Margot Armer: A Very Brief Bio

I’m an associate pastor at a Hebraic Christian congregation, so I get a lot of questions about biblical Judaism.  As it happens, I do have a secular Jewish background.  I was born in Brooklyn Jewish Hospital in 1943, at a moment in time when the city of New York was the demographic center of the Jewish world.  At the time I was born, my father was a Jew who didn’t go to synagogue and my mother was an Episcopalian who didn't go to church.  I spent my formative years in a secular, almost completely Jewish neighborhood near Pleasantville, New York, that spent its formative years as a close-knit cooperative community that would eventually become known as the Usonia Historic District.  (If Usonia had actually had a rabbi, that rabbi would have been Frank Lloyd Wright.)

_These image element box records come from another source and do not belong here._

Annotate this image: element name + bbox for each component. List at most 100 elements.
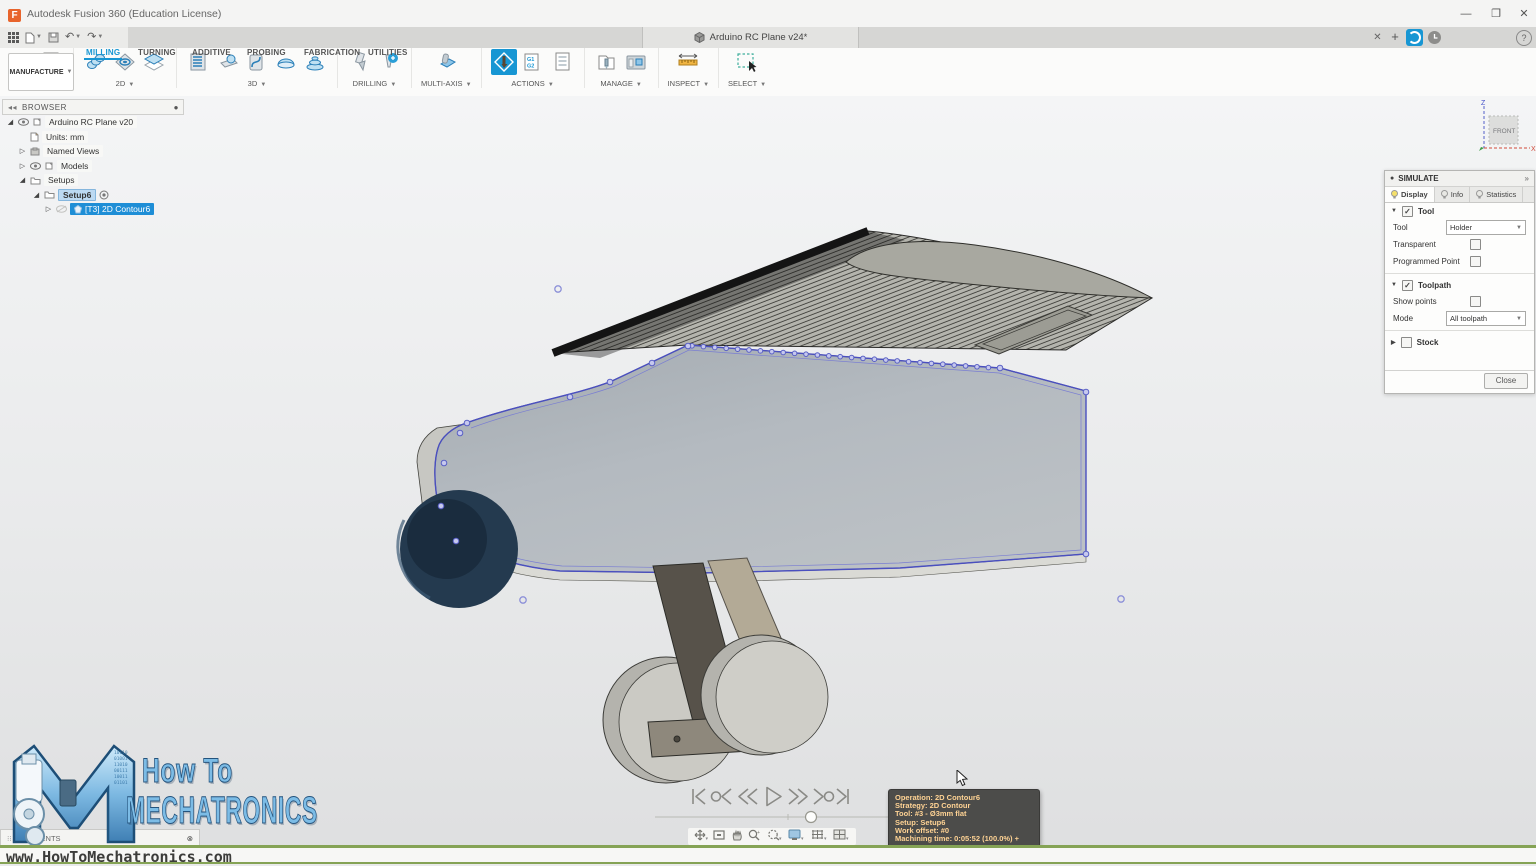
display-settings-icon[interactable]: ▾ [788, 828, 805, 846]
svg-text:▾: ▾ [846, 836, 849, 841]
tree-row-2d-contour6[interactable]: ▷ [T3] 2D Contour6 [2, 202, 184, 217]
transparent-checkbox[interactable] [1470, 239, 1481, 250]
row-transparent: Transparent [1385, 236, 1534, 253]
active-setup-radio-icon[interactable] [99, 190, 109, 200]
comments-close-icon[interactable]: ⊗ [187, 834, 193, 843]
section-toolpath[interactable]: ▼ ✓ Toolpath [1385, 277, 1534, 293]
programmed-point-checkbox[interactable] [1470, 256, 1481, 267]
tree-row-root[interactable]: ◢ Arduino RC Plane v20 [2, 115, 184, 130]
svg-text:▾: ▾ [824, 836, 827, 841]
svg-text:11010: 11010 [114, 762, 128, 768]
next-operation-button[interactable] [814, 789, 834, 804]
svg-text:10011: 10011 [114, 774, 128, 780]
collapsed-icon[interactable]: ▷ [18, 162, 27, 170]
grid-settings-icon[interactable]: ▾ [811, 828, 828, 846]
svg-text:FRONT: FRONT [1493, 128, 1515, 135]
svg-text:00111: 00111 [114, 768, 128, 774]
bulb-icon [1441, 190, 1448, 199]
motor-spinner [398, 490, 518, 608]
svg-text:+: + [757, 830, 760, 836]
fit-icon[interactable] [713, 828, 725, 846]
wing [553, 231, 1152, 358]
svg-text:▾: ▾ [705, 836, 708, 841]
tree-row-models[interactable]: ▷ Models [2, 159, 184, 174]
section-stock[interactable]: ▶ Stock [1385, 334, 1534, 350]
view-cube[interactable]: FRONT Z X [1468, 98, 1536, 160]
svg-text:01001: 01001 [114, 756, 128, 762]
go-to-start-button[interactable] [693, 789, 705, 804]
visibility-eye-icon[interactable] [18, 118, 29, 126]
svg-text:▾: ▾ [779, 836, 782, 841]
go-to-end-button[interactable] [837, 789, 848, 804]
stock-section-checkbox[interactable] [1401, 337, 1412, 348]
tree-row-setups[interactable]: ◢ Setups [2, 173, 184, 188]
axis-x-label: X [1531, 146, 1536, 153]
zoom-window-icon[interactable]: ▾ [767, 828, 783, 846]
tab-display[interactable]: Display [1385, 187, 1435, 202]
expand-icon[interactable]: ◢ [32, 191, 41, 199]
bulb-icon [1476, 190, 1483, 199]
orbit-hand-icon[interactable] [731, 828, 743, 846]
collapsed-icon[interactable]: ▷ [18, 147, 27, 155]
play-button[interactable] [767, 788, 781, 806]
previous-operation-button[interactable] [712, 789, 732, 804]
component-icon [44, 161, 54, 171]
svg-text:10110: 10110 [114, 750, 128, 756]
navigation-bar: ▾ + ▾ ▾ ▾ ▾ [688, 828, 856, 845]
operation-tooltip: Operation: 2D Contour6 Strategy: 2D Cont… [888, 789, 1040, 848]
simulation-player [688, 785, 850, 809]
watermark-line2: MECHATRONICS [126, 790, 318, 833]
visibility-off-icon[interactable] [56, 205, 67, 213]
svg-text:▾: ▾ [801, 836, 804, 841]
expand-icon[interactable]: ◢ [6, 118, 15, 126]
zoom-icon[interactable]: + [748, 828, 761, 846]
browser-panel: ◂◂ BROWSER ● ◢ Arduino RC Plane v20 Unit… [2, 99, 184, 217]
folder-icon [30, 176, 41, 185]
show-points-checkbox[interactable] [1470, 296, 1481, 307]
pan-icon[interactable]: ▾ [694, 828, 708, 846]
named-views-icon [30, 147, 40, 156]
browser-header[interactable]: ◂◂ BROWSER ● [2, 99, 184, 115]
row-programmed-point: Programmed Point [1385, 253, 1534, 270]
mouse-cursor [956, 770, 970, 788]
simulate-dialog: ● SIMULATE » Display Info Statistics ▼ ✓… [1384, 170, 1535, 394]
watermark-url-strip: www.HowToMechatronics.com [0, 845, 1536, 864]
dialog-dot-icon: ● [1390, 175, 1394, 182]
tree-row-units[interactable]: Units: mm [2, 130, 184, 145]
row-show-points: Show points [1385, 293, 1534, 310]
landing-gear [603, 558, 828, 783]
collapsed-icon[interactable]: ▷ [44, 205, 53, 213]
viewports-icon[interactable]: ▾ [833, 828, 850, 846]
row-tool: Tool Holder▼ [1385, 219, 1534, 236]
watermark-url: www.HowToMechatronics.com [6, 848, 232, 866]
operation-icon [74, 205, 82, 214]
axis-y-origin [1479, 147, 1484, 151]
folder-icon [44, 190, 55, 199]
collapse-panel-icon[interactable]: ◂◂ [8, 103, 17, 112]
tree-row-setup6[interactable]: ◢ Setup6 [2, 188, 184, 203]
tab-info[interactable]: Info [1435, 187, 1471, 202]
play-backward-button[interactable] [739, 789, 757, 804]
panel-dot-icon: ● [174, 103, 179, 112]
close-button[interactable]: Close [1484, 373, 1528, 389]
expand-icon[interactable]: ◢ [18, 176, 27, 184]
tool-dropdown[interactable]: Holder▼ [1446, 220, 1526, 235]
tool-section-checkbox[interactable]: ✓ [1402, 206, 1413, 217]
svg-text:01101: 01101 [114, 780, 128, 786]
plane-model [0, 0, 1536, 864]
fast-forward-button[interactable] [789, 789, 807, 804]
axis-z-label: Z [1481, 100, 1486, 107]
timeline-handle[interactable] [806, 812, 817, 823]
component-icon [32, 117, 42, 127]
visibility-eye-icon[interactable] [30, 162, 41, 170]
mode-dropdown[interactable]: All toolpath▼ [1446, 311, 1526, 326]
toolpath-section-checkbox[interactable]: ✓ [1402, 280, 1413, 291]
dialog-expand-icon[interactable]: » [1525, 174, 1529, 183]
bulb-icon [1391, 190, 1398, 199]
watermark-line1: How To [142, 752, 233, 791]
simulate-dialog-header[interactable]: ● SIMULATE » [1385, 171, 1534, 187]
units-doc-icon [30, 132, 39, 142]
tab-statistics[interactable]: Statistics [1470, 187, 1523, 202]
section-tool[interactable]: ▼ ✓ Tool [1385, 203, 1534, 219]
tree-row-named-views[interactable]: ▷ Named Views [2, 144, 184, 159]
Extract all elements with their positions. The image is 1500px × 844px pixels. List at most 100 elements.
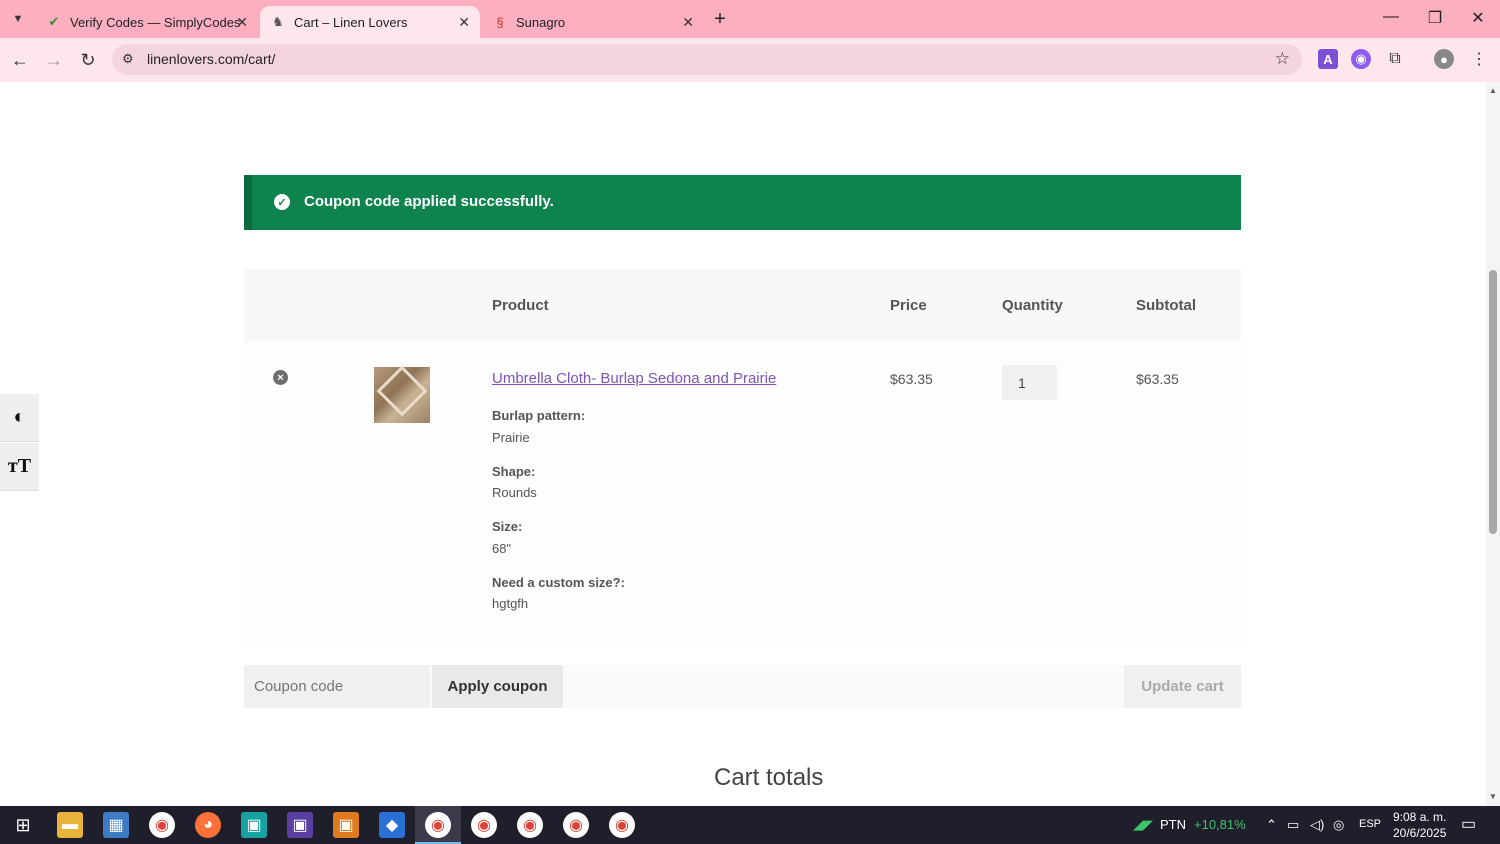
chrome-icon[interactable]: ◉ (149, 812, 175, 838)
minimize-icon: — (1383, 8, 1399, 25)
page-scrollbar[interactable]: ▲ ▼ (1486, 82, 1500, 806)
network-icon[interactable]: ▭ (1287, 817, 1299, 833)
close-tab-icon[interactable]: ✕ (682, 14, 694, 31)
scroll-thumb[interactable] (1489, 270, 1497, 534)
extension-swirl-icon[interactable]: ◉ (1351, 49, 1371, 69)
clock-time: 9:08 a. m. (1393, 810, 1447, 824)
arrow-left-icon: ← (11, 49, 29, 70)
apply-coupon-button[interactable]: Apply coupon (432, 665, 563, 708)
browser-chrome: ▼ ✔ Verify Codes — SimplyCodes ✕ ♞ Cart … (0, 0, 1500, 82)
browser-toolbar: ← → ↻ ⚙ linenlovers.com/cart/ ☆ A ◉ ⧉ ● … (0, 38, 1500, 82)
tab-search-button[interactable]: ▼ (6, 8, 30, 30)
minimize-button[interactable]: — (1376, 8, 1406, 26)
close-window-button[interactable]: ✕ (1463, 8, 1493, 28)
coupon-success-notice: ✓ Coupon code applied successfully. (244, 175, 1241, 230)
cart-table-header: Product Price Quantity Subtotal (244, 269, 1241, 341)
header-product: Product (492, 297, 549, 314)
header-price: Price (890, 297, 927, 314)
stock-change[interactable]: +10,81% (1194, 817, 1246, 832)
chrome-profile-j-icon[interactable]: ◉ (471, 812, 497, 838)
close-tab-icon[interactable]: ✕ (236, 14, 248, 31)
sync-icon[interactable]: ◎ (1333, 817, 1344, 833)
back-button[interactable]: ← (8, 48, 32, 72)
text-size-icon: ᴛT (7, 455, 32, 477)
url-text[interactable]: linenlovers.com/cart/ (147, 51, 275, 67)
meta-value-size: 68" (492, 541, 512, 556)
close-tab-icon[interactable]: ✕ (458, 14, 470, 31)
scroll-down-icon[interactable]: ▼ (1489, 792, 1497, 801)
tab-title: Verify Codes — SimplyCodes (70, 14, 241, 30)
browser-menu-icon[interactable]: ⋮ (1469, 49, 1489, 69)
address-bar[interactable]: ⚙ linenlovers.com/cart/ ☆ (112, 44, 1302, 75)
extensions-puzzle-icon[interactable]: ⧉ (1385, 49, 1405, 69)
meta-label-size: Size: (492, 519, 523, 534)
firefox-icon[interactable]: ◕ (195, 812, 221, 838)
tab-linen-lovers[interactable]: ♞ Cart – Linen Lovers ✕ (260, 6, 480, 38)
calculator-icon[interactable]: ▦ (103, 812, 129, 838)
text-size-toggle[interactable]: ᴛT (0, 443, 39, 491)
stock-chart-icon[interactable]: ◢◤ (1133, 817, 1153, 833)
clock-date: 20/6/2025 (1393, 826, 1447, 840)
quantity-input[interactable] (1002, 365, 1057, 400)
bookmark-star-icon[interactable]: ☆ (1275, 49, 1290, 69)
copilot-icon[interactable]: ◆ (379, 812, 405, 838)
notice-message: Coupon code applied successfully. (304, 193, 554, 210)
start-windows-icon[interactable]: ⊞ (10, 812, 36, 838)
windows-taskbar: ⊞ ▬ ▦ ◉ ◕ ▣ ▣ ▣ ◆ ◉ ◉ ◉ ◉ ◉ ◢◤ PTN +10,8… (0, 806, 1500, 844)
tab-title: Cart – Linen Lovers (294, 14, 408, 30)
meta-label-custom-size: Need a custom size?: (492, 575, 625, 590)
item-subtotal: $63.35 (1136, 371, 1179, 387)
linen-lovers-favicon-icon: ♞ (272, 14, 284, 29)
slides-app-icon[interactable]: ▣ (333, 812, 359, 838)
plus-icon: + (714, 8, 726, 30)
update-cart-button[interactable]: Update cart (1124, 665, 1241, 708)
profile-avatar[interactable]: ● (1434, 49, 1454, 69)
restore-icon: ❐ (1427, 10, 1443, 27)
forward-button[interactable]: → (42, 48, 66, 72)
clock[interactable]: 9:08 a. m. 20/6/2025 (1393, 809, 1446, 841)
presentation-app-icon[interactable]: ▣ (287, 812, 313, 838)
extension-a-icon[interactable]: A (1318, 49, 1338, 69)
chevron-down-icon: ▼ (12, 13, 24, 25)
simplycodes-favicon-icon: ✔ (48, 14, 60, 29)
check-circle-icon: ✓ (274, 194, 290, 210)
coupon-actions-row: Apply coupon Update cart (244, 665, 1241, 708)
meta-value-shape: Rounds (492, 485, 537, 500)
meta-label-shape: Shape: (492, 464, 536, 479)
chrome-profile-m2-icon[interactable]: ◉ (563, 812, 589, 838)
close-icon: ✕ (1471, 10, 1485, 27)
coupon-code-input[interactable] (244, 665, 430, 708)
stock-label[interactable]: PTN (1160, 817, 1186, 832)
chrome-profile-m-icon[interactable]: ◉ (517, 812, 543, 838)
remote-desktop-icon[interactable]: ▣ (241, 812, 267, 838)
meta-value-custom-size: hgtgfh (492, 596, 529, 611)
cart-totals-heading: Cart totals (714, 764, 824, 791)
notifications-icon[interactable]: ▭ (1461, 814, 1476, 834)
new-tab-button[interactable]: + (708, 8, 732, 31)
scroll-up-icon[interactable]: ▲ (1489, 86, 1497, 95)
high-contrast-toggle[interactable]: ◐ (0, 394, 39, 442)
arrow-right-icon: → (45, 49, 63, 70)
header-subtotal: Subtotal (1136, 297, 1196, 314)
product-name-link[interactable]: Umbrella Cloth- Burlap Sedona and Prairi… (492, 370, 776, 387)
site-info-icon[interactable]: ⚙ (122, 51, 134, 67)
volume-icon[interactable]: ◁) (1310, 817, 1324, 833)
restore-button[interactable]: ❐ (1420, 8, 1450, 28)
tab-simplycodes[interactable]: ✔ Verify Codes — SimplyCodes ✕ (36, 6, 258, 38)
reload-button[interactable]: ↻ (76, 48, 100, 72)
tab-title: Sunagro (516, 14, 566, 30)
file-explorer-icon[interactable]: ▬ (57, 812, 83, 838)
product-thumbnail[interactable] (374, 367, 430, 423)
remove-item-icon[interactable]: × (273, 370, 288, 385)
item-price: $63.35 (890, 371, 933, 387)
chrome-profile-m3-icon[interactable]: ◉ (609, 812, 635, 838)
tab-sunagro[interactable]: § Sunagro ✕ (482, 6, 704, 38)
cart-table: Product Price Quantity Subtotal × Umbrel… (244, 269, 1241, 649)
chevron-up-icon[interactable]: ⌃ (1266, 817, 1277, 833)
meta-label-pattern: Burlap pattern: (492, 408, 586, 423)
tab-strip: ▼ ✔ Verify Codes — SimplyCodes ✕ ♞ Cart … (0, 0, 1500, 38)
reload-icon: ↻ (80, 49, 96, 70)
chrome-profile-icon[interactable]: ◉ (425, 812, 451, 838)
language-indicator[interactable]: ESP (1359, 818, 1381, 830)
meta-value-pattern: Prairie (492, 430, 530, 445)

When I went off to college, I had to choose between Jewish or Christian on a pre-admission form.  I chose Jewish because I had to check a box by something, but I self-identified as half and half.  Today, I identify as 100% and 100%.  I’m 100% Jewish because in the Bible a person's Jewishness is inherited through their father.  I’m 100% Christian because I’m a born-again, water-baptized believer in Jesus. I’ve been one of the pastors at Shalom Hebraic Christian Congregation since 2009.  And since 2011 I’ve been married to my husband Will.  (It was an answer to prayer for both of us—and in my case it “just so happened” to take place a biblical 40 years and 4 days after the day I chose to follow Jesus.)